A mod­ern 24 inch­es mon­i­tor should not exceed 20 watts in pow­er con­sump­tion with no com­pro­mise on image qual­i­ty. There are even good mon­i­tors that only con­sume 10 watts.

Strip­ping it down to the core - how to peel your com­put­er mon­i­tor

The ques­tion is, how easy it is to take the mon­i­tor apart so that we can put it into the frame.

Usu­al­ly, the mon­i­tor, pow­er sup­ply and LCD con­troller is one unit and you only need to remove the front bezel.

If the dis­play comes in a met­al hous­ing, it will be com­pli­cat­ed to take it apart. Most of them, how­ev­er, come in plas­tic enclo­sures which are easy to dis­man­tle. Those are the ones that you should choose.

This is a point that requires some con­fi­dence, but you may find just the right instruc­tion video on YouTube for man­u­als. Tools like the ones sold by iFix­it are very help­ful for this, but the com­plex­i­ty is low­er than you would think.

Inter­nal or exter­nal pow­er sup­ply - both have their trade offs

Does the mon­i­tor have an inter­nal or an exter­nal pow­er sup­ply?

It used to be that all mon­i­tors had an inter­nal pow­er sup­ply, but with the intro­duc­tion of mod­ern dis­play tech­nolo­gies and the ensu­ing reduc­tion in pow­er con­sump­tion, many mon­i­tors nowa­days have an exter­nal pow­er sup­ply.

Dis­plays with exter­nal pow­er sup­plies tend to be slim­mer, but then you need some space behind the frame to put the pow­er sup­ply block in. If it's exter­nal, check how big the pow­er sup­ply is and if you can fit it behind the frame.

It's always a mess with those cables

Dis­plays with an inter­nal pow­er sup­ply should have a down­ward fac­ing con­nec­tor which will reduce the space between the frame and the wall (like with the HDMI con­nec­tor). If that isn't the case, get right angle pow­er cables.

What you don't need to care about:

Touch screens

For a large dig­i­tal pic­ture frame, I have found them of no use as the con­trol hap­pens with your mobile phone, desk­top com­put­er or via Alexa/Google Home voice com­mand.

Mon­i­tor Stands

As the dis­play is being stripped any­way, the mon­i­tor stand will be put removed.
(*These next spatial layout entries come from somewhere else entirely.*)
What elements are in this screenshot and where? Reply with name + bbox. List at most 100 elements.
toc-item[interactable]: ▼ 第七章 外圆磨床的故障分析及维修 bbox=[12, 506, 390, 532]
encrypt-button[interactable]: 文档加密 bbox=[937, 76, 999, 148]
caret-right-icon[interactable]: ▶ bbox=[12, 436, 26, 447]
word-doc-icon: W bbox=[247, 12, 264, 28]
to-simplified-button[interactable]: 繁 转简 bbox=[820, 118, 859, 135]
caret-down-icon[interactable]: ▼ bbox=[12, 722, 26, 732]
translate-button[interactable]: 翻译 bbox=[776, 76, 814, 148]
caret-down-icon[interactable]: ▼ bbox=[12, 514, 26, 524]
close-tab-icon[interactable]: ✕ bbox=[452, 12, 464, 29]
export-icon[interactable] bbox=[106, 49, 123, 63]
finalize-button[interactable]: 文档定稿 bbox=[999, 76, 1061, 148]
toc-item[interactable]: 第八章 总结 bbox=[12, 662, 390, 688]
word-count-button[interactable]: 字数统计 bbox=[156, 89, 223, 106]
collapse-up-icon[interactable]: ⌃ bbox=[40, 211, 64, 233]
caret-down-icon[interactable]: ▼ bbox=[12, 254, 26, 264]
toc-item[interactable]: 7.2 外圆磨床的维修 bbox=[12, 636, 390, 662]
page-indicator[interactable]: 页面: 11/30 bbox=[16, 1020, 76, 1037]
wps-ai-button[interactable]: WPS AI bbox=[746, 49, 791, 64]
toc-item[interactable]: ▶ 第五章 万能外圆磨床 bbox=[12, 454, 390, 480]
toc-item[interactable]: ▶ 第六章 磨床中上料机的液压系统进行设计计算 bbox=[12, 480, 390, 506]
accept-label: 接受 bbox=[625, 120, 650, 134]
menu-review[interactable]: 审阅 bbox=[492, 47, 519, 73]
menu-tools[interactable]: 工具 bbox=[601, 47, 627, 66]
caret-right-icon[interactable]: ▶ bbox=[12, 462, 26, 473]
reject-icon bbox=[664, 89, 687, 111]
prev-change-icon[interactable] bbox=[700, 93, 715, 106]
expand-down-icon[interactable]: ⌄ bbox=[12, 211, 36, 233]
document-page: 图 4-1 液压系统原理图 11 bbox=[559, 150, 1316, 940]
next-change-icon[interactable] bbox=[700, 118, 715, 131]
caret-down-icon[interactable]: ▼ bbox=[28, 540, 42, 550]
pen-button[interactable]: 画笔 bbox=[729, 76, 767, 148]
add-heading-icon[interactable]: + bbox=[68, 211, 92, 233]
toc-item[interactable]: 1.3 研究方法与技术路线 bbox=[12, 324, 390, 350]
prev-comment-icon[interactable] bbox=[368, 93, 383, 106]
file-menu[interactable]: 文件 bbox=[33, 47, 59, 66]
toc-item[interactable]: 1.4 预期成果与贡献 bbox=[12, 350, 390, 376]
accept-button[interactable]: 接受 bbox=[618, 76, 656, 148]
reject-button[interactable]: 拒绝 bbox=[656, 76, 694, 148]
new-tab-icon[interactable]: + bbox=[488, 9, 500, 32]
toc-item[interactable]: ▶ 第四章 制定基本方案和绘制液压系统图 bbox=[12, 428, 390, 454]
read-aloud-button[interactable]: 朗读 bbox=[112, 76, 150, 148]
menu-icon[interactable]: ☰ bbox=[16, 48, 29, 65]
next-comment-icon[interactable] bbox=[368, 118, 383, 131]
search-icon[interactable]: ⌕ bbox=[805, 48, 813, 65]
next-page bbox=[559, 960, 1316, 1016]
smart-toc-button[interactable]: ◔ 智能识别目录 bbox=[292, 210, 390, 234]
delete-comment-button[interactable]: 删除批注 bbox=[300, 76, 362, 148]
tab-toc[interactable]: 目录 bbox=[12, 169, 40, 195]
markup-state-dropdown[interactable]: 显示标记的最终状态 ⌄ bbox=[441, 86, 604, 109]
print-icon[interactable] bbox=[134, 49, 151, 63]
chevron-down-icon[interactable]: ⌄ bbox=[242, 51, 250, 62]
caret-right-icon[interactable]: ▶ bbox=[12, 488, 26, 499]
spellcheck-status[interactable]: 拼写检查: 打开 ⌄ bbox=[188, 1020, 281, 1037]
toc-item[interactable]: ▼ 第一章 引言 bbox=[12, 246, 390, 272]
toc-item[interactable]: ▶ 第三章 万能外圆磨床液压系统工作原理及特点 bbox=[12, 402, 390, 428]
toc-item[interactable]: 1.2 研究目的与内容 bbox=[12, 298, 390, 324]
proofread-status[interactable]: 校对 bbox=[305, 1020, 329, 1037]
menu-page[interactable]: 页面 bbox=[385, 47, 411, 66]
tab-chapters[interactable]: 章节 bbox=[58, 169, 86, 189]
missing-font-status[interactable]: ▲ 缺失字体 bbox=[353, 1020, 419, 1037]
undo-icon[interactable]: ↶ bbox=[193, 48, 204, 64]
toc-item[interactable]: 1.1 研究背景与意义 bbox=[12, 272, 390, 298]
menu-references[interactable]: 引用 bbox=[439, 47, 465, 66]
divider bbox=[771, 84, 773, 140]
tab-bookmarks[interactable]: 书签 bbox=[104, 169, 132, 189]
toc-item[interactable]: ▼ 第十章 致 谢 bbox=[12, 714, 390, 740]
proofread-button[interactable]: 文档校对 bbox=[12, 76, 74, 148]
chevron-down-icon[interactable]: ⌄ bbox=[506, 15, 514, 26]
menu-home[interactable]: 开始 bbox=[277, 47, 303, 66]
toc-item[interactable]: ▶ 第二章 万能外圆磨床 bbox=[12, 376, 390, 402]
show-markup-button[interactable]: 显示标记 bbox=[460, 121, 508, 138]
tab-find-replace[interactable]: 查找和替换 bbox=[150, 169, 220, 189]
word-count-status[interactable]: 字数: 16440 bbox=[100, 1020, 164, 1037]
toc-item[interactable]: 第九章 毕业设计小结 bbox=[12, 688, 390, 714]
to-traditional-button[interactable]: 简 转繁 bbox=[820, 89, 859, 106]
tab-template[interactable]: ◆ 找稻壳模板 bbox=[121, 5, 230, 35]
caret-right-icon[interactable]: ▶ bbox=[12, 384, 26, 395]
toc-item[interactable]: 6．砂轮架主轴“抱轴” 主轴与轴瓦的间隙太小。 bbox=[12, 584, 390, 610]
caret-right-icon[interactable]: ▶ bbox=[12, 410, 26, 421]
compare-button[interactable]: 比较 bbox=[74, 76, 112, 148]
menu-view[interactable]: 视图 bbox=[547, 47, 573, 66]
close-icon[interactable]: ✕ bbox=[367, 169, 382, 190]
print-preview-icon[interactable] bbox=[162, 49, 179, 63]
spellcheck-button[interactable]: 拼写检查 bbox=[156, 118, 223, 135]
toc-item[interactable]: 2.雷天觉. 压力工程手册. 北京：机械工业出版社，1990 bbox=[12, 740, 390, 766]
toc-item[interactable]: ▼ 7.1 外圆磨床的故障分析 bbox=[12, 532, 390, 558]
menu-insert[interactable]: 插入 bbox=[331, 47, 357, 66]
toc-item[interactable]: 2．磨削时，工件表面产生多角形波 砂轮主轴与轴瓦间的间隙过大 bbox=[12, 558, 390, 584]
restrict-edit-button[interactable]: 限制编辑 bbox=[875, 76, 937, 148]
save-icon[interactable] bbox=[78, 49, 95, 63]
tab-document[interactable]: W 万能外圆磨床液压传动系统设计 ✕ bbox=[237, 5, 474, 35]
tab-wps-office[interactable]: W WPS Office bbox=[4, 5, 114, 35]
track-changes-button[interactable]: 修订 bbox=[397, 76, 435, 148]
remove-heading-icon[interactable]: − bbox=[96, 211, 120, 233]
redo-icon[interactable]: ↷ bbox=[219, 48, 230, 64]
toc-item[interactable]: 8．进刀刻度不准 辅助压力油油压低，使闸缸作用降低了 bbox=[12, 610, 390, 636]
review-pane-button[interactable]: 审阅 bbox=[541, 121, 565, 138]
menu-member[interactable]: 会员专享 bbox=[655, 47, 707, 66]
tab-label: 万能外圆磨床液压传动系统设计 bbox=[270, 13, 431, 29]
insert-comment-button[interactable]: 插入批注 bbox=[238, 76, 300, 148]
Unless of course you don't want to put the frame up on the wall but put it on a piece of fur­ni­ture instead.


As the pic­ture frame is about image and not sound, they won't be need­ed.


I hope these points will prove to be help­ful when you go on the search for your dis­play for your Rasp­berry Pi dig­i­tal pic­ture frame project. It makes great sense to put some thoughts into this.

Of course, you can pick any old dis­play that you have lying around, but if you love your pho­tographs as much as I do, invest $150 in a good dis­play. After all, you haven't bought an expen­sive cam­era to show your dig­i­tal images on an infe­ri­or screen.

To make it even more con­ve­nient for you, I will short­ly upload a list of rec­om­mend­ed com­po­nents that I had a good expe­ri­ence with, and add it to the Buyer's Guide sec­tion.